I'm working on a small group conversation server in Java and I'm currently hacking network code, but it seems like I cannot set right timeout on blocking I/O ops: chances are I've been bitten by some Java weirdness (or, simply, I misinterpret javadoc).
So, this is the pertinent code from ConversationServer
class (with all security checks and logging stripped for simplicity):
class ConversationServer {
// ...
public int setup() throws IOException {
ServerSocketChannel server = ServerSocketChannel.open();
server.bind(new InetSocketAddress(port), Settings.MAX_NUMBER_OF_PLAYERS + 1);
server.socket().setSoTimeout((int) Settings.AWAIT_PLAYERS_MS);
int numberOfPlayers;
for (numberOfPlayers = 0; numberOfPlayers < Settings.MAX_NUMBER_OF_PLAYERS; ++numberOfPlayers) {
SocketChannel clientSocket;
try {
clientSocket = server.accept();
} catch (SocketTimeoutException timeout) {
break;
}
clients.add(messageStreamFactory.create(clientSocket));
}
return numberOfPlayers;
}
// ...
}
The expected behaviour is to let connect Settings.MAX_NUMBER_OF_PLAYERS
clients at most, or terminate setup anyway after Settings.AWAIT_PLAYER_MS
milliseconds (currently, 30000L
).
What happens, is that if I connect Settings.MAX_NUMBER_OF_PLAYERS
clients, everything is fine (exit because of for
condition), but if I don't, the SocketTimeoutException
I'd expect is never thrown and the server hangs forever.

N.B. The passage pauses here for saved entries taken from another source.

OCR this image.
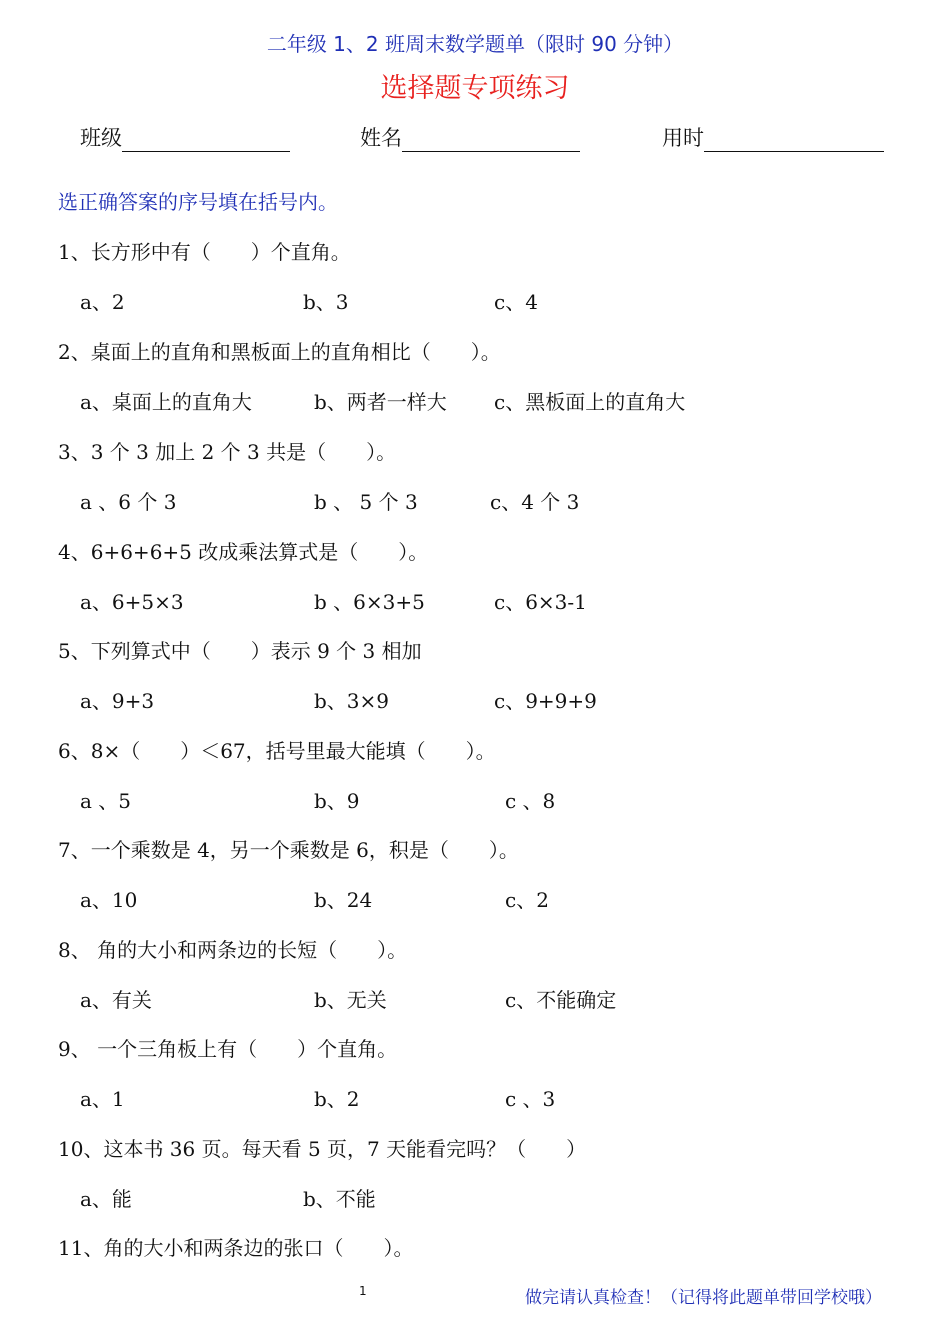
二年级 1、2 班周末数学题单（限时 90 分钟）
选择题专项练习
班级	姓名	用时
选正确答案的序号填在括号内。
1、长方形中有（　　）个直角。
a、2	b、3	c、4
2、桌面上的直角和黑板面上的直角相比（　　）。
a、桌面上的直角大	b、两者一样大 c、黑板面上的直角大
3、3 个 3 加上 2 个 3 共是（　　）。
a 、6 个 3	b 、 5 个 3	c、4 个 3
4、6+6+6+5 改成乘法算式是（　　）。
a、6+5×3	b 、6×3+5	c、6×3-1
5、下列算式中（　　）表示 9 个 3 相加
a、9+3	b、3×9	c、9+9+9
6、8×（　　）＜67，括号里最大能填（　　）。
a 、5	b、9	c 、8
7、一个乘数是 4，另一个乘数是 6，积是（　　）。
a、10	b、24	c、2
8、 角的大小和两条边的长短（　　）。
a、有关	b、无关	c、不能确定
9、 一个三角板上有（　　）个直角。
a、1	b、2	c 、3
10、这本书 36 页。每天看 5 页，7 天能看完吗？（　　）
a、能	b、不能
11、角的大小和两条边的张口（　　）。
1	做完请认真检查！（记得将此题单带回学校哦）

If I understand right, server.socket().setSoTimeout((int) Settings.AWAIT_PLAYERS_MS);
should be sufficient, but it doesn't give the expected behaviour.
So, can anyone spot the error here?
It looks like the timeout works if you change from
server.socket().setSoTimeout((int) Settings.AWAIT_PLAYERS_MS);
server.accept();
to
server.socket().setSoTimeout((int) Settings.AWAIT_PLAYERS_MS);
server.socket().accept();
I.e. call accept()
on the same object on which you set the SO timeout. I don't know enough about NIO sockets to say exactly what results from doing this. Maybe somebody else can shed some light.